Why do is intermittent Error "An error has occurred. Error code: 0" thrown when trying to Get Queue items or Add Transaction Items
Issue Description:
Get Queue Items Activity within a Process fails intermittently with an error "An error has occurred. Error code: 0"
Root Cause:
This error indicates that a server-side error occurred. It is the same as if the server returned a 500 error. The causes of this could be:
- Timeout on SQL query.
- A specific exception related to the query or operation itself.
- Request not reaching the Orchestrator server (In this case we would usually expect other API calls to suffer the same issue unless it's a firewall-specific setting blocking the calls).
Diagnosing the Issue:
- Gather the Robot logs. These can be gathered from the Orchestrator UI (see link) or from the Robot machine using the Diagnostic tool (see link).

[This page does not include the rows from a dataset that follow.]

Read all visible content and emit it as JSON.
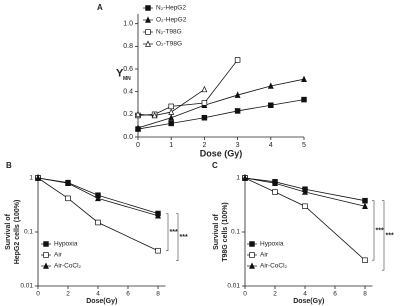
{
  "chart_data": [
    {
      "type": "line",
      "panel_label": "A",
      "xlabel": "Dose (Gy)",
      "ylabel": "Y",
      "ylabel_sub": "MN",
      "xlim": [
        0,
        5
      ],
      "ylim": [
        0,
        1.05
      ],
      "xticks": [
        0,
        1,
        2,
        3,
        4,
        5
      ],
      "yticks": [
        {
          "value": 0,
          "label": "0.0"
        },
        0.2,
        0.4,
        0.6,
        0.8,
        {
          "value": 1,
          "label": "1.0"
        }
      ],
      "legend": "top-left",
      "series": [
        {
          "name": "N₂-HepG2",
          "marker": "square-filled",
          "color": "#111",
          "x": [
            0,
            1,
            2,
            3,
            4,
            5
          ],
          "values": [
            0.07,
            0.12,
            0.17,
            0.23,
            0.28,
            0.33
          ]
        },
        {
          "name": "O₂-HepG2",
          "marker": "triangle-filled",
          "color": "#111",
          "x": [
            0,
            1,
            2,
            3,
            4,
            5
          ],
          "values": [
            0.08,
            0.17,
            0.28,
            0.37,
            0.45,
            0.51
          ]
        },
        {
          "name": "N₂-T98G",
          "marker": "square-open",
          "color": "#111",
          "x": [
            0,
            0.5,
            1,
            2,
            3
          ],
          "values": [
            0.19,
            0.2,
            0.27,
            0.3,
            0.68
          ]
        },
        {
          "name": "O₂-T98G",
          "marker": "triangle-open",
          "color": "#111",
          "x": [
            0,
            0.5,
            1,
            2
          ],
          "values": [
            0.2,
            0.19,
            0.22,
            0.42
          ]
        }
      ]
    },
    {
      "type": "line",
      "panel_label": "B",
      "xlabel": "Dose(Gy)",
      "ylabel": [
        "Survival of",
        "HepG2 cells (100%)"
      ],
      "xlim": [
        0,
        8.5
      ],
      "ylim": [
        0.01,
        1
      ],
      "log_y": true,
      "xticks": [
        0,
        2,
        4,
        6,
        8
      ],
      "yticks": [
        0.01,
        0.1,
        1
      ],
      "legend": "bottom-left",
      "annotations": [
        "***",
        "***"
      ],
      "series": [
        {
          "name": "Hypoxia",
          "marker": "square-filled",
          "color": "#111",
          "x": [
            0,
            2,
            4,
            8
          ],
          "values": [
            1,
            0.82,
            0.48,
            0.22
          ]
        },
        {
          "name": "Air",
          "marker": "square-open",
          "color": "#111",
          "x": [
            0,
            2,
            4,
            8
          ],
          "values": [
            1,
            0.42,
            0.15,
            0.045
          ]
        },
        {
          "name": "Air-CoCl₂",
          "marker": "triangle-filled",
          "color": "#111",
          "x": [
            0,
            2,
            4,
            8
          ],
          "values": [
            1,
            0.8,
            0.42,
            0.2
          ]
        }
      ]
    },
    {
      "type": "line",
      "panel_label": "C",
      "xlabel": "Dose(Gy)",
      "ylabel": [
        "Survival of",
        "T98G cells (100%)"
      ],
      "xlim": [
        0,
        8.5
      ],
      "ylim": [
        0.01,
        1
      ],
      "log_y": true,
      "xticks": [
        0,
        2,
        4,
        6,
        8
      ],
      "yticks": [
        0.01,
        0.1,
        1
      ],
      "legend": "bottom-left",
      "annotations": [
        "***",
        "***"
      ],
      "series": [
        {
          "name": "Hypoxia",
          "marker": "square-filled",
          "color": "#111",
          "x": [
            0,
            2,
            4,
            8
          ],
          "values": [
            1,
            0.85,
            0.62,
            0.38
          ]
        },
        {
          "name": "Air",
          "marker": "square-open",
          "color": "#111",
          "x": [
            0,
            2,
            4,
            8
          ],
          "values": [
            1,
            0.55,
            0.3,
            0.03
          ]
        },
        {
          "name": "Air-CoCl₂",
          "marker": "triangle-filled",
          "color": "#111",
          "x": [
            0,
            2,
            4,
            8
          ],
          "values": [
            1,
            0.8,
            0.55,
            0.3
          ]
        }
      ]
    }
  ]
}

- It is critical to note the timestamp of the error. It is needed to correlate the exception with Orchestrator.
- If using tools like Spunk or Elastic Search to aggregate the logs, pull the logs from there. Ideally, if the error occurred at 7 am, the logs would pull from at least the hour time range around that time (i.e. 6:30-7:30).
- For cloud, we only need the robot logs and the support ID. The rest of the steps are for on-premise only.
- Gather the Orchestrator logs. If this is a multi-node instance, the logs from all servers are needed.
- The necessary logs are the application logs and the HTTP logs. In Standalone this would be the IIS logs and in Automation Suite this is part of the log bundle. If using a tool like ElasticSearch or Splunk for logs and the IIS logs are not included, they need to be manually gathered (only applies to standalone).
- It is very important that the logs gathered include the event. If they do not we cannot make a correlation.
- Links for log gathering:
- The most common causes of these errors are DB issues. As such there are some things we can check on the DB:
- Get a count of the database rows, etc: link.
- There is no set limit on the size of the DB. The size and hardware needed for an Orchestrator DB are determined by the use case. Very generic estimates based on some use cases can be found in the docs here: link. However, actual performance may vary based on the use case and it is important to monitor the performance of the DB server.
- The count servers to give us an estimate on the DB profile. If, for example, DB maintenance is recommended, it will be based on actual performance data (i.e. the IIS logs show a long request time for basic queries, in the Orchestrator logs we see explicit timeouts, etc.).
- Hardware specs of the database server.
- Check that read committed snapshot and allow snapshot isolation are turned on (Starting on 21.10 this is mandatory to have enabled).
-
-- Check if ALLOW_SNAPSHOT_ISOLATION is enabled SELECT name, snapshot_isolation_state_desc FROM sys.databases WHERE name = 'MyDatabase';
– Check if READ_COMMITTED_SNAPSHOT is enabled
SELECT name, is_read_committed_snapshot_on
FROM sys.databases
WHERE name = ‘MyDatabase’;
-
- If deadlocks or timeouts are observed in the Orchestrator logs, a SQL profiler trace may be requested: link.
- SQL query store can also be helpful as well.
- Get a count of the database rows, etc: link.
Resolution:
- If the errors correlate to a database connection timeout then running database maintenance can be a solution, as long as the maintenance is in line with the business retention policies.
- Maintenance tools: link
- Sample exception that might lead to this recommendation (this is a partial stack trace that simply shows the timeout. We would validate the timeout corresponds to the queue item operation):
-
System.Data.Entity.Core.EntityCommandExecutionException: An error occurred while executing the command definition. See the inner exception for details. ---> Microsoft.Data.SqlClient.SqlException (0x80131904): Execution Timeout Expired. The timeout period elapsed prior to completion of the operation or the server is not responding.
-
- If Maintenance is not an option, database performance metrics should be checked to see if this is a hardware limitation.
- If the issue has a none timeout exception, the problem will be addressed by fixing the underlying issue. Most times the database isolation and read committed settings are not enabled.
- As a short-term workaround, the timeout on the activity can be increased or it's possible that automations can have their schedules distributed farther apart to prevent the issue.